Essentially, Apple perfectly represents the state of flux that rock music found itself in as the 80s finally surrendered to the 90s. The big-hair and make-up contingent was on its way out, but the whole Nirvana-led grunge explosion was yet to happen. Seattle’s Mother Love Bone managed to straddle the middle ground between these two disparate genres. 

Andrew Wood was the ultimate showman – he wasn’t averse to flamboyant dress and its associated behaviour. The self-proclaimed ‘Love God’ wanted to be a rock star, and was destined to be a rock star. He idolised Freddie Mercury (he even namechecks him in the boogie-rock ‘Capricorn Sister’), and by all accounts he aped Mercury’s over-the-top stage persona too, commanding an audience in a tiny downtown Seattle club as if he was playing to a filled-tocapacity Madison Square Garden. And you can hear that fervour on this album. 

With swagger, grit and a voice that was part Axl Rose, part Steven Tyler and part something indefinable, Wood’s vocals lent the music a passion, a vigour and something that hadn’t been captured in radio-friendly rock for quite some time. 

Whether it’s the kaleidoscopic soundscape of opener This Is Shangri-La, the plaintive piano of Crown Of Thorns or the strummed acoustic guitar of Stargazer, MLB walked the thin line between cutting-edge rock and evocative echoes from the past. There were enough glammy riffs and infectious choruses to appeal to those still entranced by Guns N’ Roses, while the idiosyncratic lyrics and sometimes off-kilter grooves were manna from heaven for the soon-to-begiven-a-label ‘grunge’ kids. 

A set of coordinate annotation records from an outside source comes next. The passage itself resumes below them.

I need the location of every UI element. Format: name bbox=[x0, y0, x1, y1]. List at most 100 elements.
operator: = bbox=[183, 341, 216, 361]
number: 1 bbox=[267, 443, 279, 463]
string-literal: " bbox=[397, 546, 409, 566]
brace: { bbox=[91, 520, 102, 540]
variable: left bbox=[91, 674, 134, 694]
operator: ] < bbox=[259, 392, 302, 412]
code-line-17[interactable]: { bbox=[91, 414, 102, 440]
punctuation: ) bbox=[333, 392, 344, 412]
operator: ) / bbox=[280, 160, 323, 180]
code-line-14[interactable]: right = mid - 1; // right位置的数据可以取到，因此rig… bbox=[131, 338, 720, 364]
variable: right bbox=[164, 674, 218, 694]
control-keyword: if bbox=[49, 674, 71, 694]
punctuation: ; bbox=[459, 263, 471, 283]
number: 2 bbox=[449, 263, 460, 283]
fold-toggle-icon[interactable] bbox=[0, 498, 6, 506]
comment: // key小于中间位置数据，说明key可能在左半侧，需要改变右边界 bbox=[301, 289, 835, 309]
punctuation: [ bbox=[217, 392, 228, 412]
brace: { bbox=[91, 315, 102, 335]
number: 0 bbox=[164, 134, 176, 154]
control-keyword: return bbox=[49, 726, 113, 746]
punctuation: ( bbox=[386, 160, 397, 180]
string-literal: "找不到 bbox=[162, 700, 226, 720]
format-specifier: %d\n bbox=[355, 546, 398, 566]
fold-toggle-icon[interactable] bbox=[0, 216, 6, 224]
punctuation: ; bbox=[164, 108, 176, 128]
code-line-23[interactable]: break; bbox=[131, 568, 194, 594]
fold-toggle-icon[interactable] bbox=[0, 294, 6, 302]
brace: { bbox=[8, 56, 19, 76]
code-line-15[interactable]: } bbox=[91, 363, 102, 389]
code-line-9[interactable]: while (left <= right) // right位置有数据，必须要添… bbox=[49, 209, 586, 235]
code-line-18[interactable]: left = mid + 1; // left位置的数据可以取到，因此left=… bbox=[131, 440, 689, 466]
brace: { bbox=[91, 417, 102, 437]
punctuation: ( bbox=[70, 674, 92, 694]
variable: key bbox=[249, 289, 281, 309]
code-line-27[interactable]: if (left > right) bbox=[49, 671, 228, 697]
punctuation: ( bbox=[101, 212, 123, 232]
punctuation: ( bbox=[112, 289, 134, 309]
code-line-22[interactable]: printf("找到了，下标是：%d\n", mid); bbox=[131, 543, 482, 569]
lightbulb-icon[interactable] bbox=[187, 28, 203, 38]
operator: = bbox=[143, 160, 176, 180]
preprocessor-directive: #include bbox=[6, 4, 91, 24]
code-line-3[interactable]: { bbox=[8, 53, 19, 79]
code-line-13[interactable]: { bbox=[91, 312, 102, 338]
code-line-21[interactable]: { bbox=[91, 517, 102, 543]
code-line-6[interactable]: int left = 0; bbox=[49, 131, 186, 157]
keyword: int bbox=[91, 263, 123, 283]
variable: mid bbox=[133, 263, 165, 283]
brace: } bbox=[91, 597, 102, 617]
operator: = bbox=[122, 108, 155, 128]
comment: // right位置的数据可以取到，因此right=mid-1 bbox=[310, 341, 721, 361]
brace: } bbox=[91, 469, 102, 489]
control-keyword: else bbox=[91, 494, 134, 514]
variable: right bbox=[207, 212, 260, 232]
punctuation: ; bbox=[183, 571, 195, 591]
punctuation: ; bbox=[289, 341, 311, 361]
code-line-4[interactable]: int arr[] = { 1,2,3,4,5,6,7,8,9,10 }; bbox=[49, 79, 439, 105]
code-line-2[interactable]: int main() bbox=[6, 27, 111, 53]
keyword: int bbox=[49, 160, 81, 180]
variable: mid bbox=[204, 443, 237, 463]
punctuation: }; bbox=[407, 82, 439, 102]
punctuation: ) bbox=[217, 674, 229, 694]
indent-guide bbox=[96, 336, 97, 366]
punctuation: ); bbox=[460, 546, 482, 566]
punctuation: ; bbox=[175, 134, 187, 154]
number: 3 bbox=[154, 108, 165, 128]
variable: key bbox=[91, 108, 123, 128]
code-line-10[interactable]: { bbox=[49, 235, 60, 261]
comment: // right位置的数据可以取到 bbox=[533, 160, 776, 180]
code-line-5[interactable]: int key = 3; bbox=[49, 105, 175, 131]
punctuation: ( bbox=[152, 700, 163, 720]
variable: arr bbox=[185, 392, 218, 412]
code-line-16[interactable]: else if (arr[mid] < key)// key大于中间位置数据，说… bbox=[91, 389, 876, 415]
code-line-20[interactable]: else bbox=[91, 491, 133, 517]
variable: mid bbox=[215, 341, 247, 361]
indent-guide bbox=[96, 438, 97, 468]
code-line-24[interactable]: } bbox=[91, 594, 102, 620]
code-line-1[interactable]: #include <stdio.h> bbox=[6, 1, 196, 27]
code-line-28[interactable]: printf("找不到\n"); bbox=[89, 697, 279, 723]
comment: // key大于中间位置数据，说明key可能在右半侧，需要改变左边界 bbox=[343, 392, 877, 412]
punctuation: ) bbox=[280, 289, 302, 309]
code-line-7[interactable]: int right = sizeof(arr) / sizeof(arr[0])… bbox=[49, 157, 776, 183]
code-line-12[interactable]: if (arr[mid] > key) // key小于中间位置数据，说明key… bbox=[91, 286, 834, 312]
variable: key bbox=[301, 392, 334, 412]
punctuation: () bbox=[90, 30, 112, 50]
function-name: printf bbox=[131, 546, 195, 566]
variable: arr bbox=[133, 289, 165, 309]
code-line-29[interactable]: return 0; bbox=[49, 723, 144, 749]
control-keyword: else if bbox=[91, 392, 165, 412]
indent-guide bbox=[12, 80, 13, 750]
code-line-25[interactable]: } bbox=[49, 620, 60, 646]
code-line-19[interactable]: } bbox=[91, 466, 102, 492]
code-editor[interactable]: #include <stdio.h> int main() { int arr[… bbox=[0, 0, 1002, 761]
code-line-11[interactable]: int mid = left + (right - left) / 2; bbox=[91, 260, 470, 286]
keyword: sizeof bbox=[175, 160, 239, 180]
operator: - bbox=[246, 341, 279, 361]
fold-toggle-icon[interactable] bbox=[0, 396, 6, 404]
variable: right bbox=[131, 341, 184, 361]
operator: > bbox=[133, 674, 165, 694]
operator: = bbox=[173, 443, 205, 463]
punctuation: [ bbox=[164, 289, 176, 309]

Simplistic touches add an element of class and originality to the record, be it the children’s choir of Stardog Champion, or the scorched ‘Love rock awaits you!’ proclamation on Holy Roller, a song that ridicules the concept of the television evangelist. Wood assumes the rôle and informs his audience that ‘those boys in Mother Love Bone, they know what’s right/ They’re good for you/They’re like soup. They’re like nothing bad…’ And he could not be more spot-on. 

Following Wood’s death and the subsequent implosion of the band, the singular Temple Of The Dog project and Pearl Jam would rise phoenix-like from Mother Love Bone’s embers, proving once again that every cloud (no matter how dark) has its silver lining.